Pengukuran spirometri dari volume ekspirasi paksa dalam 1 detik (FEV 1 ) dan kapasitas vital paksa (FVC) dapat digunakan untuk menilai fungsi paru dan untuk menentukan tingkat keparahan PPOK Pauwels et al (2001) , Lenfant dan Khaltaev (2003). Hitung darah lengkap dapat digunakan untuk menyingkirkan infeksi dan dapat mengungkapkan peningkatan sel darah merah akibat hipoksemia kronis (polisitemia). Kultur sputum dapat digunakan untuk memeriksa infeksi akut. Rontgen dada dapat dilakukan untuk menyingkirkan penyebab batuk lainnya seperti pneumonia dan kanker paru-paru. Pada kasus bronkitis kronis yang parah, radiografi dapat mengungkapkan hipertrofi ventrikel kanan serta pembesaran dan penyempitan arteri pulmonalis yang cepat. Jika emfisema juga ada, setiap daerah penyakit yang parah akan terlihat sebagai daerah radiolusen yang dikelilingi oleh bayangan garis rambut.

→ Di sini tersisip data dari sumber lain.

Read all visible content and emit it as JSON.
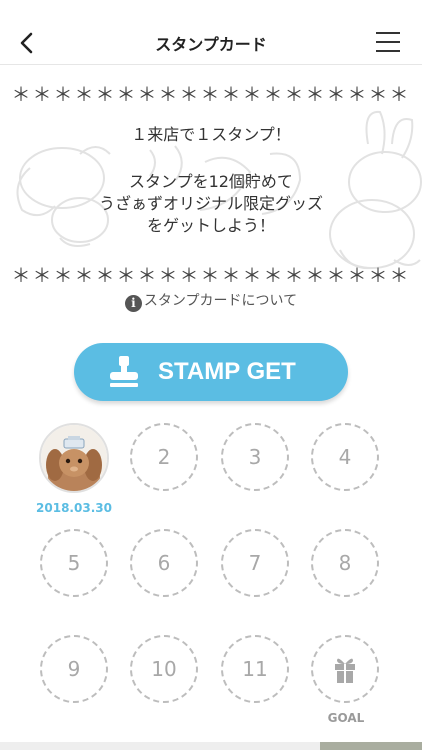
{
  "header": {
    "title": "スタンプカード"
  },
  "card": {
    "stars": "＊＊＊＊＊＊＊＊＊＊＊＊＊＊＊＊＊＊＊",
    "line1": "１来店で１スタンプ！",
    "line2": "スタンプを12個貯めて",
    "line3": "うざぁずオリジナル限定グッズ",
    "line4": "をゲットしよう！",
    "about_icon": "i",
    "about_text": "スタンプカードについて"
  },
  "stamp_button": {
    "label": "STAMP GET"
  },
  "stamps": {
    "first_date": "2018.03.30",
    "slots": [
      "2",
      "3",
      "4",
      "5",
      "6",
      "7",
      "8",
      "9",
      "10",
      "11"
    ],
    "goal_label": "GOAL"
  },
  "colors": {
    "accent": "#5bbde3",
    "slot_border": "#bdbdbd"
  }
}
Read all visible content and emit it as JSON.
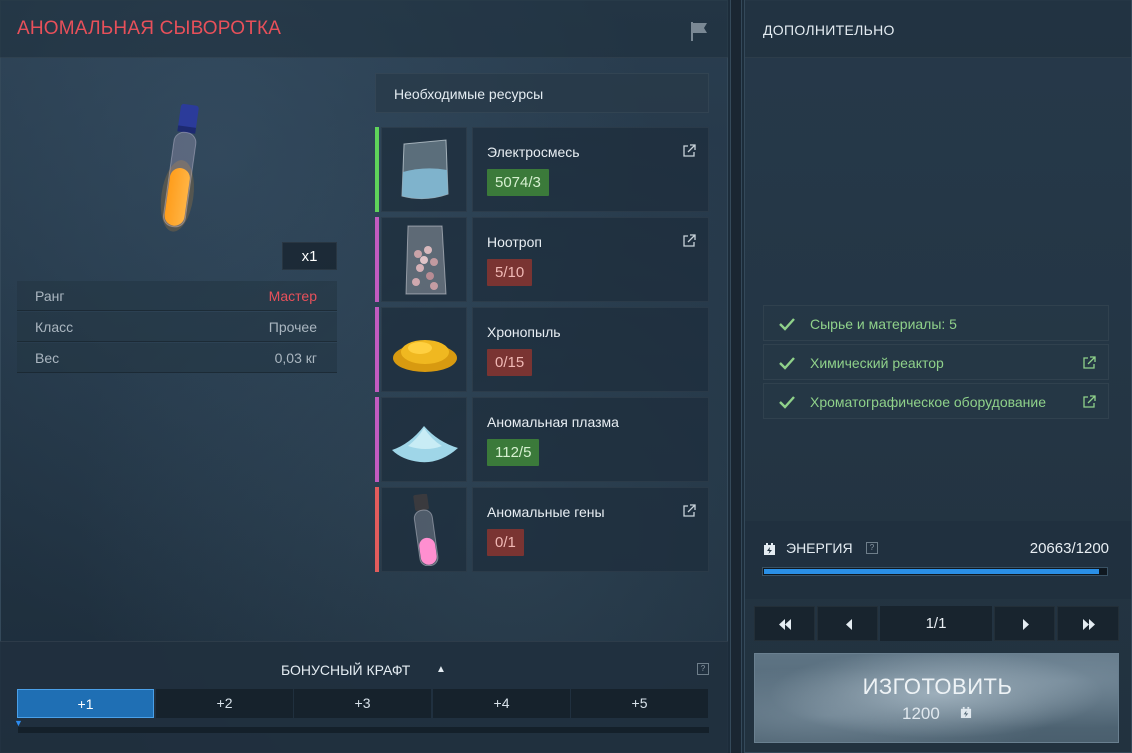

Eksaserbasi akut bronkitis kronis berhubungan dengan dispnea yang memburuk dan peningkatan produksi sputum dan purulensi. Eksaserbasi akut dapat diklasifikasikan sebagai parah (tipe 1) jika ketiga gejala muncul dan sedang (tipe 2) jika dua dari tiga gejala muncul McCrory et al (2001). Eksaserbasi ringan didiagnosis jika salah satu gejala di atas terjadi bersama dengan setidaknya satu indikator infeksi pernapasan baru-baru ini (misalnya, demam, batuk, dan mengi).